Le Conseil fédéral et les cantons se sont mis d'accord sur un processus d'intégration qui débute dès l'arrivée et se termine à l'obtention d'une mesure de formation ou d'un travail. Cela impliquera une collaboration entre les différentes autorités de la formation professionnel à celles du marché du travail, en [PAGE 1592] passant par celles des migrations et de l'intégration. Dans une deuxième phase, le système de financement de l'asile fera l'objet d'un contrôle, et ceci aussi bien pour la prise en charge que pour l'aide sociale et l'intégration. Il s'agira notamment d'alléger administrativement ce système de financement et de l'orienter de manière à ce que les cantons et les communes disposent d'incitatifs clairs pour intégrer ces personnes. En plus de ces changements, la Confédération et les cantons se sont accordés sur plusieurs objectifs visant à l'efficacité de l'agenda susmentionné.

Dans son rapport du 29 juin 2018, votre commission expose les motifs qui l'ont conduite à recommander de ne pas donner suite à l'initiative. En effet, les cantons et la Confédération ont déjà négocié un nouveau système de financement qui tient compte dans une large mesure des demandes formulées dans l'initiative. La commission considère qu'il n'y a donc pas de nécessité à légiférer davantage. Une partie de la commission estime également que libérer les cantons et les communes de la pression des coûts pourrait provoquer une baisse de conscience au sujet des dysfonctionnements dans le domaine de l'asile.

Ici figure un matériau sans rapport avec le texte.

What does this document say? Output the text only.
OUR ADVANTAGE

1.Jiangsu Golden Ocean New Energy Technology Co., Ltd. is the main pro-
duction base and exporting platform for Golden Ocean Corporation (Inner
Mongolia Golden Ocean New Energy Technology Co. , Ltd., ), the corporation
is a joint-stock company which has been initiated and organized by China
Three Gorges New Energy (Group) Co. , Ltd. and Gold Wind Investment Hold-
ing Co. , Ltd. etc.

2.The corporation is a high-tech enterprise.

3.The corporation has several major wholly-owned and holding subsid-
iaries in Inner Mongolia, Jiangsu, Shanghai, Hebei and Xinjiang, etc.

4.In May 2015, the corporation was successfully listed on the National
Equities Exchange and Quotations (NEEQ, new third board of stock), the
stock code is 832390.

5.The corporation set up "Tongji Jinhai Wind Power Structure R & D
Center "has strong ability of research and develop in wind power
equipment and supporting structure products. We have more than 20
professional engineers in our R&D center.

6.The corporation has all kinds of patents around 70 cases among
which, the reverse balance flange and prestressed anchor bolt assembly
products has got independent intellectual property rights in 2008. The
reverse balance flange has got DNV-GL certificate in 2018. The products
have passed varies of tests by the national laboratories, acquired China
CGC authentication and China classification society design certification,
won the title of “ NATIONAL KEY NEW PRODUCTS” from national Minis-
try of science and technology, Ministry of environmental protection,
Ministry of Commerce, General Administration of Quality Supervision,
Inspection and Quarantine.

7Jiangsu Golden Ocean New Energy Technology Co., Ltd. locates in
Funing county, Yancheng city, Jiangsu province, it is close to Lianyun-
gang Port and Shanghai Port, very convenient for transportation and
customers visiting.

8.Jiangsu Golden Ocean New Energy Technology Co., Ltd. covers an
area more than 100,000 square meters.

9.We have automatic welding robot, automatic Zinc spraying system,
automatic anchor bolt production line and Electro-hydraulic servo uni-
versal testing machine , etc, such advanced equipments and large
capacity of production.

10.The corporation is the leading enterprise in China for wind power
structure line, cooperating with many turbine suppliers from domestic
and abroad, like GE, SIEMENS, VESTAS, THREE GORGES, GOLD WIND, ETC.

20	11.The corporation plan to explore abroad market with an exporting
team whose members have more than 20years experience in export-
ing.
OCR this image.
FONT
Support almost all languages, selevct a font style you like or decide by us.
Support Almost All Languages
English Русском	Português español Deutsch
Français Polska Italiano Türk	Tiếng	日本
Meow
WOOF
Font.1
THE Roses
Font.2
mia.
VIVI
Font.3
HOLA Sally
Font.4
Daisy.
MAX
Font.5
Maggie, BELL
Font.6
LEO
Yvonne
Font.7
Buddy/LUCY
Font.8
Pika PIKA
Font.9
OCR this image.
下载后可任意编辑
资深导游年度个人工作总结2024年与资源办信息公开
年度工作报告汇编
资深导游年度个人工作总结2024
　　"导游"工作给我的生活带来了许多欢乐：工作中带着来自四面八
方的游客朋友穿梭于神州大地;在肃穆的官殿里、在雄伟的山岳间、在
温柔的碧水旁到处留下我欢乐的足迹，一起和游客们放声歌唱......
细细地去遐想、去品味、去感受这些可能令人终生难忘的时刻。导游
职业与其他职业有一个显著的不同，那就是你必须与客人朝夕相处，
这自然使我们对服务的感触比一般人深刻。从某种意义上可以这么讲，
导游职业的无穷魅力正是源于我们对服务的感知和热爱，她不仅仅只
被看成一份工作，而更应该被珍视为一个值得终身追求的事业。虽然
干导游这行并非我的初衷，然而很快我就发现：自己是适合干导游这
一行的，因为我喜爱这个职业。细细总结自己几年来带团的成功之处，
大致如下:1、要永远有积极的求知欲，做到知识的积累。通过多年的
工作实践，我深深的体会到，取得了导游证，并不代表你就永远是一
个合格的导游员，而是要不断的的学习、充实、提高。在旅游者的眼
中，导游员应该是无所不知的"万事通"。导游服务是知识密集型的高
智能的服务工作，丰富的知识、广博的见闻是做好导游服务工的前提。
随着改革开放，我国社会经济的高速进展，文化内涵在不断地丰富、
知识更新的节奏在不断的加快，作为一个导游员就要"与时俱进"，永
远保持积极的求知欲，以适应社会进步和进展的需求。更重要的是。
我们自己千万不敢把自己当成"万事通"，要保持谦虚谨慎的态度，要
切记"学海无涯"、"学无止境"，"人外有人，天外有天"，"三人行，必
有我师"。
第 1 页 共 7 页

Une minorité de la commission est, elle, favorable à cette initiative. Elle estime nécessaire de maintenir une certaine pression sur la Confédération pour atteindre les objectifs visés, notamment la prolongation de la prise en charge de l'intégralité des coûts à l'échelon fédéral.

Compte tenu du travail réalisé et des mesures actuellement déployées par la Confédération et les cantons, votre commission propose, par 18 voix contre 7, de ne pas donner suite à l'initiative.